Previously Greenpeace reported of several cases when licence blocks overlap with nature reserves, but after checking all licences issued we discovered that there are as much as 19 federally protected areas under the threat. 

Under threat are:

-       Eight Federal Nature Reserves.

-       Five Strict Nature Reserves (Zapovedniks), including the “Bolshoy Arctichesky" Nature Reserve, a refuge for rare animals like the polar bear, Arctic fox, snowy owl, reindeer and beluga whale.

-       Six National Parks, among them famous ones like “Russian Arctic National Park” and “Yugyd Va”.

For example, Rosneft received 4500 hectares inside “Russian Arctic National Park” which includes breeding grounds for rare birds and the habitat of the Karo-Barents polar bear.

While Gazprom got 2500 hectares of “Yugyd Va”, an area of intact boreal forest parts of which are recognized by UNESCO as a World Heritage Site.

ExxonMobil develops jointly with Rosneft Severo-Karskiy, Severo-Wrangelevsky and Vostochno-Prinovozemelsky license blocks that overlap with Bolshoy Arcticheskiy nature reserve, Wrangel Island world natural heritage site and Russian Arctic national park, respectively.

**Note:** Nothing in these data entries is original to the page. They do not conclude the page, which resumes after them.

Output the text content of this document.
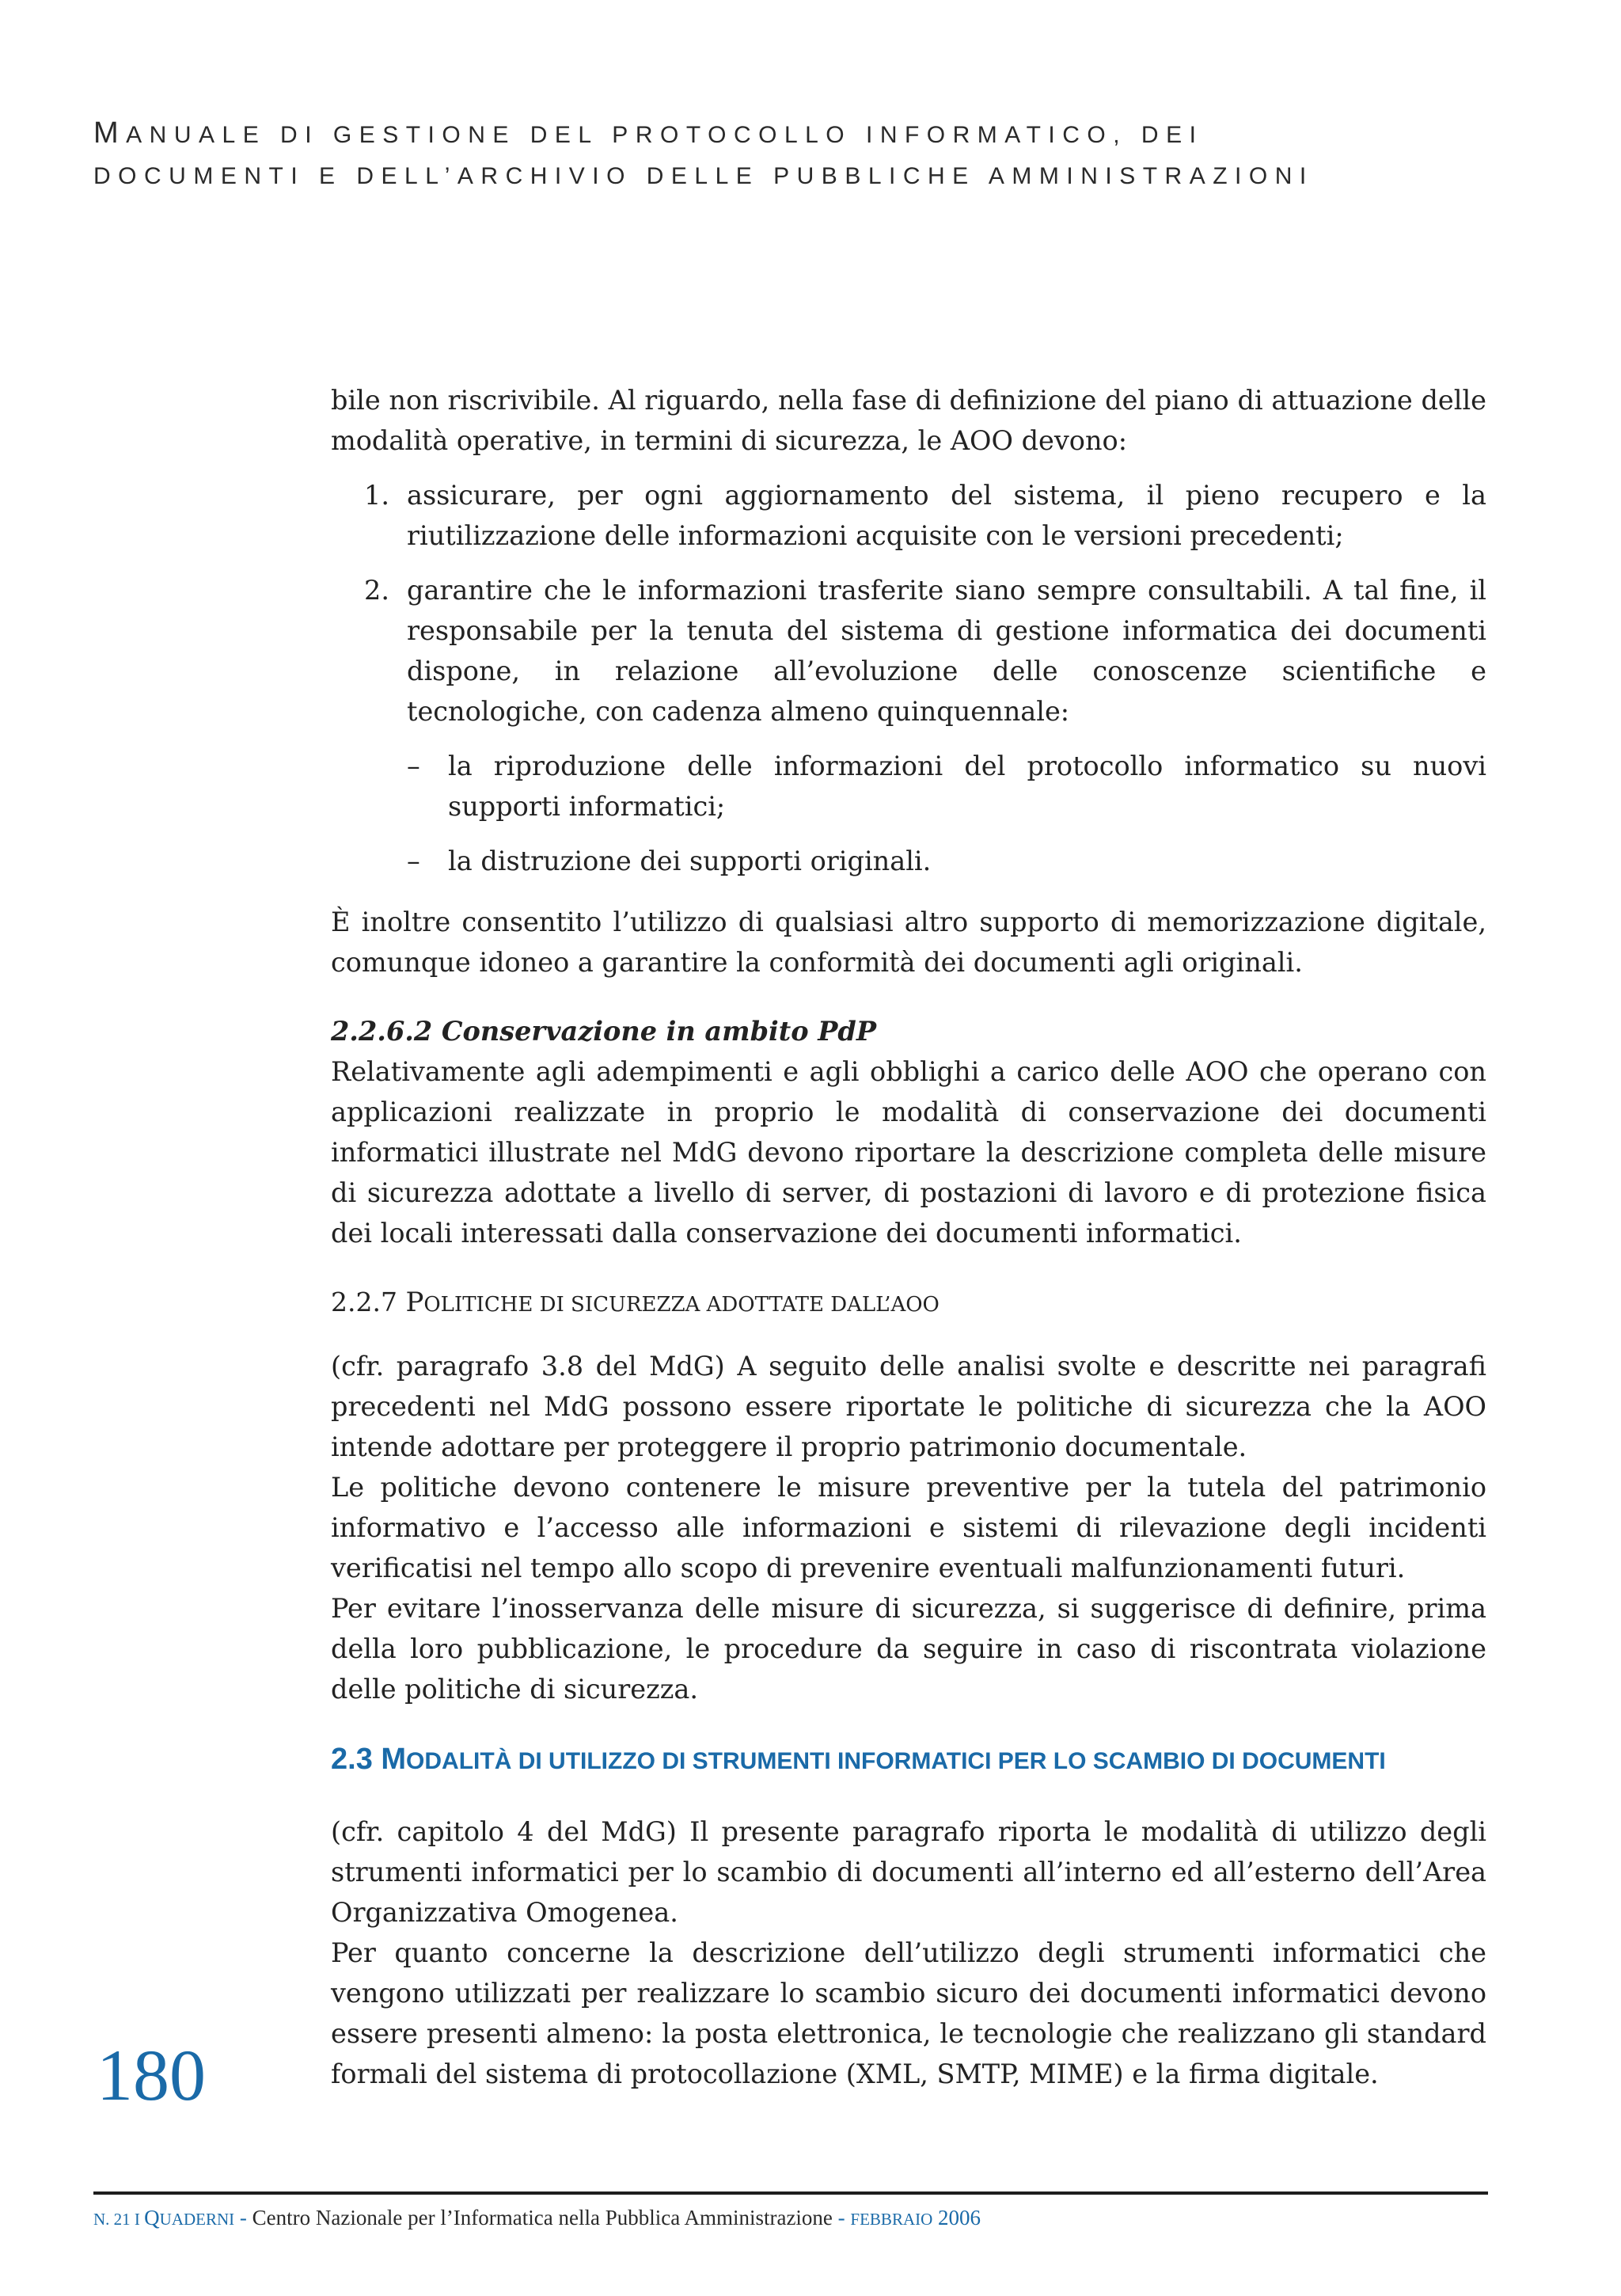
MANUALE DI GESTIONE DEL PROTOCOLLO INFORMATICO, DEI
DOCUMENTI E DELL’ARCHIVIO DELLE PUBBLICHE AMMINISTRAZIONI

bile non riscrivibile. Al riguardo, nella fase di definizione del piano di attuazione delle modalità operative, in termini di sicurezza, le AOO devono:

1. assicurare, per ogni aggiornamento del sistema, il pieno recupero e la riutilizzazione delle informazioni acquisite con le versioni precedenti;

2. garantire che le informazioni trasferite siano sempre consultabili. A tal fine, il responsabile per la tenuta del sistema di gestione informatica dei documenti dispone, in relazione all’evoluzione delle conoscenze scientifiche e tecnologiche, con cadenza almeno quinquennale:

– la riproduzione delle informazioni del protocollo informatico su nuovi supporti informatici;

– la distruzione dei supporti originali.

È inoltre consentito l’utilizzo di qualsiasi altro supporto di memorizzazione digitale, comunque idoneo a garantire la conformità dei documenti agli originali.

2.2.6.2 Conservazione in ambito PdP

Relativamente agli adempimenti e agli obblighi a carico delle AOO che operano con applicazioni realizzate in proprio le modalità di conservazione dei documenti informatici illustrate nel MdG devono riportare la descrizione completa delle misure di sicurezza adottate a livello di server, di postazioni di lavoro e di protezione fisica dei locali interessati dalla conservazione dei documenti informatici.

2.2.7 POLITICHE DI SICUREZZA ADOTTATE DALL’AOO

(cfr. paragrafo 3.8 del MdG) A seguito delle analisi svolte e descritte nei paragrafi precedenti nel MdG possono essere riportate le politiche di sicurezza che la AOO intende adottare per proteggere il proprio patrimonio documentale.

Le politiche devono contenere le misure preventive per la tutela del patrimonio informativo e l’accesso alle informazioni e sistemi di rilevazione degli incidenti verificatisi nel tempo allo scopo di prevenire eventuali malfunzionamenti futuri.

Per evitare l’inosservanza delle misure di sicurezza, si suggerisce di definire, prima della loro pubblicazione, le procedure da seguire in caso di riscontrata violazione delle politiche di sicurezza.

2.3 MODALITÀ DI UTILIZZO DI STRUMENTI INFORMATICI PER LO SCAMBIO DI DOCUMENTI

(cfr. capitolo 4 del MdG) Il presente paragrafo riporta le modalità di utilizzo degli strumenti informatici per lo scambio di documenti all’interno ed all’esterno dell’Area Organizzativa Omogenea.

Per quanto concerne la descrizione dell’utilizzo degli strumenti informatici che vengono utilizzati per realizzare lo scambio sicuro dei documenti informatici devono essere presenti almeno: la posta elettronica, le tecnologie che realizzano gli standard formali del sistema di protocollazione (XML, SMTP, MIME) e la firma digitale.

180
N. 21 I QUADERNI - Centro Nazionale per l’Informatica nella Pubblica Amministrazione - FEBBRAIO 2006
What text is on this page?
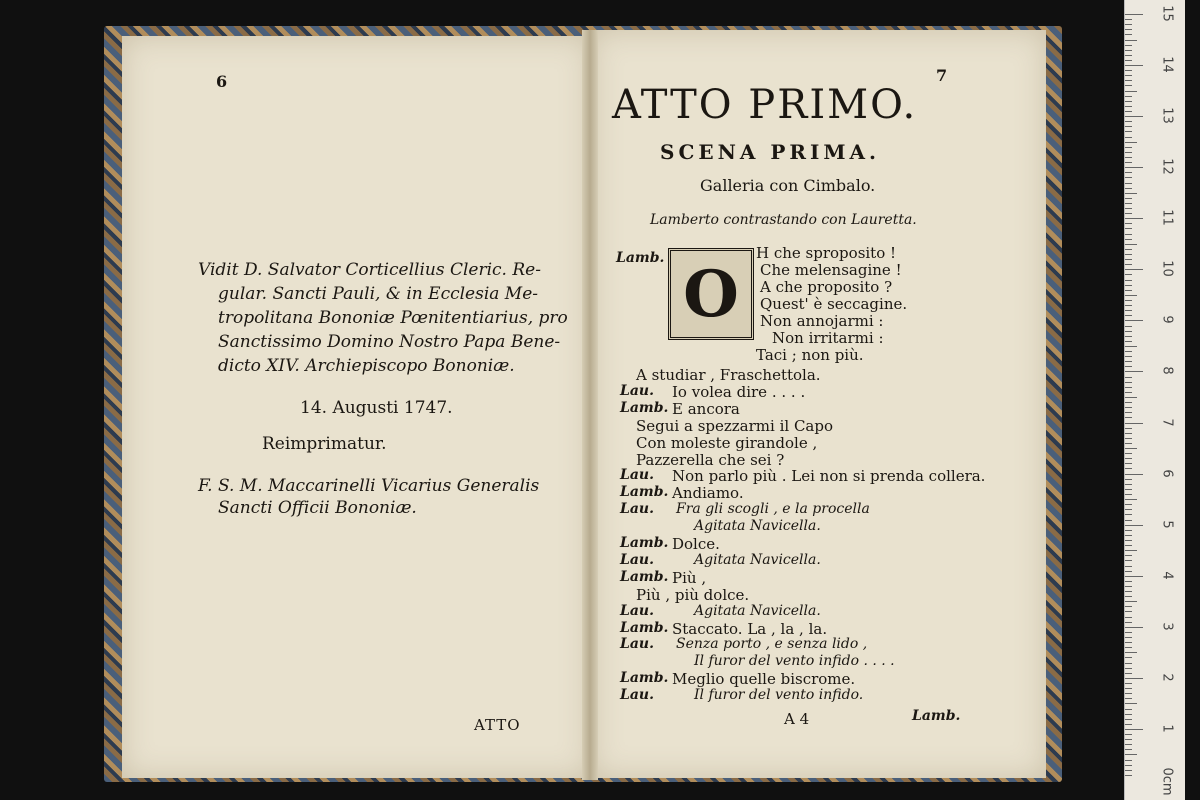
6
Vidit D. Salvator Corticellius Cleric. Re-
gular. Sancti Pauli, & in Ecclesia Me-
tropolitana Bononiæ Pœnitentiarius, pro
Sanctissimo Domino Nostro Papa Bene-
dicto XIV. Archiepiscopo Bononiæ.
14. Augusti 1747.
Reimprimatur.
F. S. M. Maccarinelli Vicarius Generalis
Sancti Officii Bononiæ.
ATTO
7
ATTO PRIMO.
SCENA PRIMA.
Galleria con Cimbalo.
Lamberto contrastando con Lauretta.
Lamb. O
H che sproposito !
Che melensagine !
A che proposito ?
Quest' è seccagine.
Non annojarmi :
Non irritarmi :
Taci ; non più.
A studiar , Fraschettola.
Lau. Io volea dire . . . .
Lamb. E ancora
Segui a spezzarmi il Capo
Con moleste girandole ,
Pazzerella che sei ?
Lau. Non parlo più . Lei non si prenda collera.
Lamb. Andiamo.
Lau. Fra gli scogli , e la procella
Agitata Navicella.
Lamb. Dolce.
Lau.	Agitata Navicella.
Lamb. Più ,
Più , più dolce.
Lau.	Agitata Navicella.
Lamb. Staccato. La , la , la.
Lau. Senza porto , e senza lido ,
Il furor del vento infido . . . .
Lamb. Meglio quelle biscrome.
Lau.	Il furor del vento infido.
A 4	Lamb.
15
14
13
12
11
10
9
8
7
6
5
4
3
2
1
0cm
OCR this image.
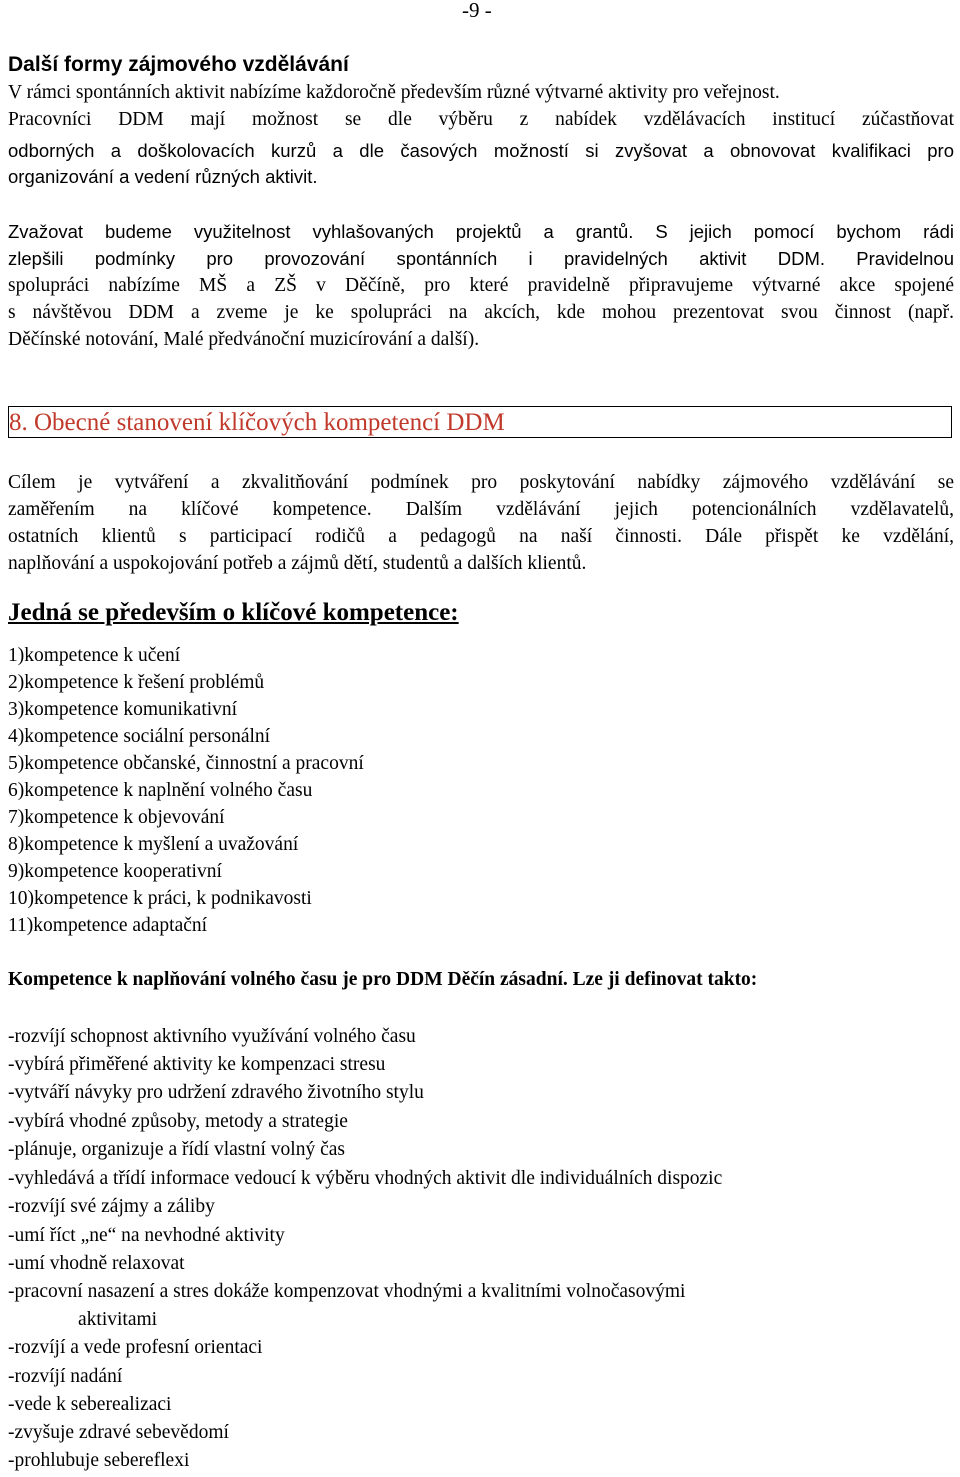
-9 -
Další formy zájmového vzdělávání
V rámci spontánních aktivit nabízíme každoročně především různé výtvarné aktivity pro veřejnost.
Pracovníci DDM mají možnost se dle výběru z nabídek vzdělávacích institucí zúčastňovat
odborných a doškolovacích kurzů a dle časových možností si zvyšovat a obnovovat kvalifikaci pro
organizování a vedení různých aktivit.
Zvažovat budeme využitelnost vyhlašovaných projektů a grantů. S jejich pomocí bychom rádi
zlepšili podmínky pro provozování spontánních i pravidelných aktivit DDM. Pravidelnou
spolupráci nabízíme MŠ a ZŠ v Děčíně, pro které pravidelně připravujeme výtvarné akce spojené
s návštěvou DDM a zveme je ke spolupráci na akcích, kde mohou prezentovat svou činnost (např.
Děčínské notování, Malé předvánoční muzicírování a další).
8. Obecné stanovení klíčových kompetencí DDM
Cílem je vytváření a zkvalitňování podmínek pro poskytování nabídky zájmového vzdělávání se
zaměřením na klíčové kompetence. Dalším vzdělávání jejich potencionálních vzdělavatelů,
ostatních klientů s participací rodičů a pedagogů na naší činnosti. Dále přispět ke vzdělání,
naplňování a uspokojování potřeb a zájmů dětí, studentů a dalších klientů.
Jedná se především o klíčové kompetence:
1)kompetence k učení
2)kompetence k řešení problémů
3)kompetence komunikativní
4)kompetence sociální personální
5)kompetence občanské, činnostní a pracovní
6)kompetence k naplnění volného času
7)kompetence k objevování
8)kompetence k myšlení a uvažování
9)kompetence kooperativní
10)kompetence k práci, k podnikavosti
11)kompetence adaptační
Kompetence k naplňování volného času je pro DDM Děčín zásadní. Lze ji definovat takto:
-rozvíjí schopnost aktivního využívání volného času
-vybírá přiměřené aktivity ke kompenzaci stresu
-vytváří návyky pro udržení zdravého životního stylu
-vybírá vhodné způsoby, metody a strategie
-plánuje, organizuje a řídí vlastní volný čas
-vyhledává a třídí informace vedoucí k výběru vhodných aktivit dle individuálních dispozic
-rozvíjí své zájmy a záliby
-umí říct „ne“ na nevhodné aktivity
-umí vhodně relaxovat
-pracovní nasazení a stres dokáže kompenzovat vhodnými a kvalitními volnočasovými
aktivitami
-rozvíjí a vede profesní orientaci
-rozvíjí nadání
-vede k seberealizaci
-zvyšuje zdravé sebevědomí
-prohlubuje sebereflexi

Allowing oil and gas production areas to encroach on protected areas is a crude violation of Russian Federal Law, which clearly prohibits all industrial activities within the borders of Strict Nature Reserves and National Parks.

In response to Greenpeace claims Ministry of natural resources promised to check the borders of license blocks and change them if the law infringements are confirmed. Currently they report that they are correcting license blocks adjacent to three protected areas in the Arctic: Russian Arctic National Park, Franz Josef Land nature reserve and Bolshoy Arctichesky nature reserve. It is not clear when this work will be completed and if the Ministry is going to do anything about violations in other 16 protected areas.